Figure 2.

Effect of in vivo expression of secreted form of chimeric single chain anti-IgE on markers of IgE expression. Two month old BALB/c mice were given pR1E4 or control plasmid i.v. and analyzed 13 days later.

(A) Free serum IgE level measured on d13 after plasmid treatment.

(B) Total serum IgE concentration before treatment (open bars) and 13 days after treatment (filled bars).

(C) qPCR comparison of relative IgE mRNA levels in the spleen of control or pR1E4-treated mice at d13 of treatment.

(D,E) Flow cytometry analysis of IgE bound to peritoneal mast cells in control and pR1E4-treated mice. Peritoneal mast cells were defined as c-kit⁺FcεRI⁺CD4^-CD8^-B220^- cells. Mean fluorescence intensity (MFI) of binding by FcεRIα and anti-IgE antibodies was monitored.

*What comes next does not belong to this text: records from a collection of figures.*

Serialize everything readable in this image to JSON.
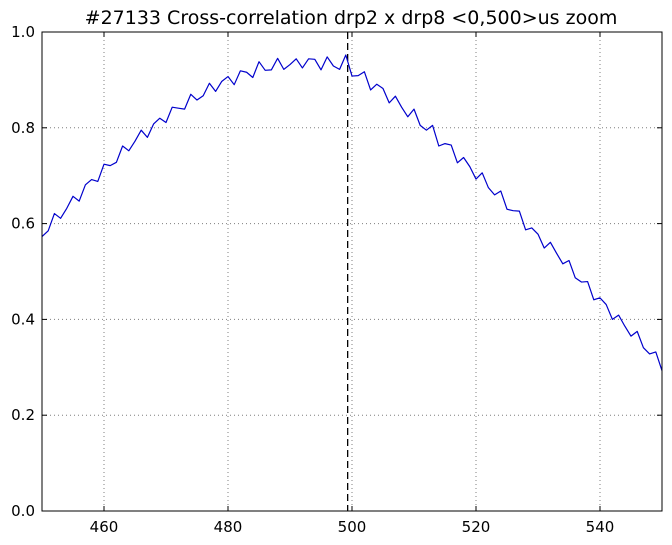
{
  "chart_data": {
    "type": "line",
    "title": "#27133 Cross-correlation drp2 x drp8 <0,500>us zoom",
    "xlabel": "",
    "ylabel": "",
    "xlim": [
      450,
      550
    ],
    "ylim": [
      0.0,
      1.0
    ],
    "xticks": [
      460,
      480,
      500,
      520,
      540
    ],
    "xtick_labels": [
      "460",
      "480",
      "500",
      "520",
      "540"
    ],
    "yticks": [
      0.0,
      0.2,
      0.4,
      0.6,
      0.8,
      1.0
    ],
    "ytick_labels": [
      "0.0",
      "0.2",
      "0.4",
      "0.6",
      "0.8",
      "1.0"
    ],
    "grid": true,
    "legend": "none",
    "colors": {
      "series": "#0000cc",
      "marker_line": "#000000",
      "grid": "#7f7f7f"
    },
    "vertical_marker": {
      "x": 499.3,
      "style": "dashed"
    },
    "series": [
      {
        "x": [
          450,
          451,
          452,
          453,
          454,
          455,
          456,
          457,
          458,
          459,
          460,
          461,
          462,
          463,
          464,
          465,
          466,
          467,
          468,
          469,
          470,
          471,
          472,
          473,
          474,
          475,
          476,
          477,
          478,
          479,
          480,
          481,
          482,
          483,
          484,
          485,
          486,
          487,
          488,
          489,
          490,
          491,
          492,
          493,
          494,
          495,
          496,
          497,
          498,
          499,
          500,
          501,
          502,
          503,
          504,
          505,
          506,
          507,
          508,
          509,
          510,
          511,
          512,
          513,
          514,
          515,
          516,
          517,
          518,
          519,
          520,
          521,
          522,
          523,
          524,
          525,
          526,
          527,
          528,
          529,
          530,
          531,
          532,
          533,
          534,
          535,
          536,
          537,
          538,
          539,
          540,
          541,
          542,
          543,
          544,
          545,
          546,
          547,
          548,
          549,
          550
        ],
        "values": [
          0.573,
          0.585,
          0.621,
          0.611,
          0.632,
          0.657,
          0.647,
          0.681,
          0.692,
          0.688,
          0.724,
          0.721,
          0.728,
          0.762,
          0.752,
          0.772,
          0.795,
          0.78,
          0.808,
          0.82,
          0.811,
          0.843,
          0.841,
          0.839,
          0.87,
          0.858,
          0.867,
          0.893,
          0.876,
          0.897,
          0.907,
          0.89,
          0.919,
          0.916,
          0.905,
          0.938,
          0.92,
          0.921,
          0.945,
          0.922,
          0.932,
          0.944,
          0.925,
          0.944,
          0.943,
          0.921,
          0.948,
          0.929,
          0.922,
          0.952,
          0.908,
          0.909,
          0.917,
          0.879,
          0.891,
          0.882,
          0.852,
          0.866,
          0.843,
          0.823,
          0.839,
          0.805,
          0.795,
          0.805,
          0.762,
          0.767,
          0.764,
          0.727,
          0.738,
          0.719,
          0.693,
          0.706,
          0.675,
          0.66,
          0.668,
          0.63,
          0.627,
          0.626,
          0.587,
          0.591,
          0.578,
          0.549,
          0.561,
          0.538,
          0.516,
          0.523,
          0.487,
          0.478,
          0.479,
          0.441,
          0.445,
          0.431,
          0.4,
          0.409,
          0.386,
          0.365,
          0.375,
          0.341,
          0.328,
          0.332,
          0.293
        ]
      }
    ]
  }
}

(F,G) Analysis of IgE bound to basophils in the spleen and bone marrow of control or treated individual mice. Basophils were identified as CD49b⁺FcεRI⁺CD4^-CD8^-B220^-.

(H) Levels of surface IgE and FcεRI on basophils in the spleen and bone marrow on day 13 post plasmid treatment. Results are means ± s.d. of 8 mice receiving pR1E4 compared to 5 mice receiving empty vector. Statistical significance of differences between pR1E4-treated and control-treated mice was calculated using Student's T test: *P < .001; #P < 0.2.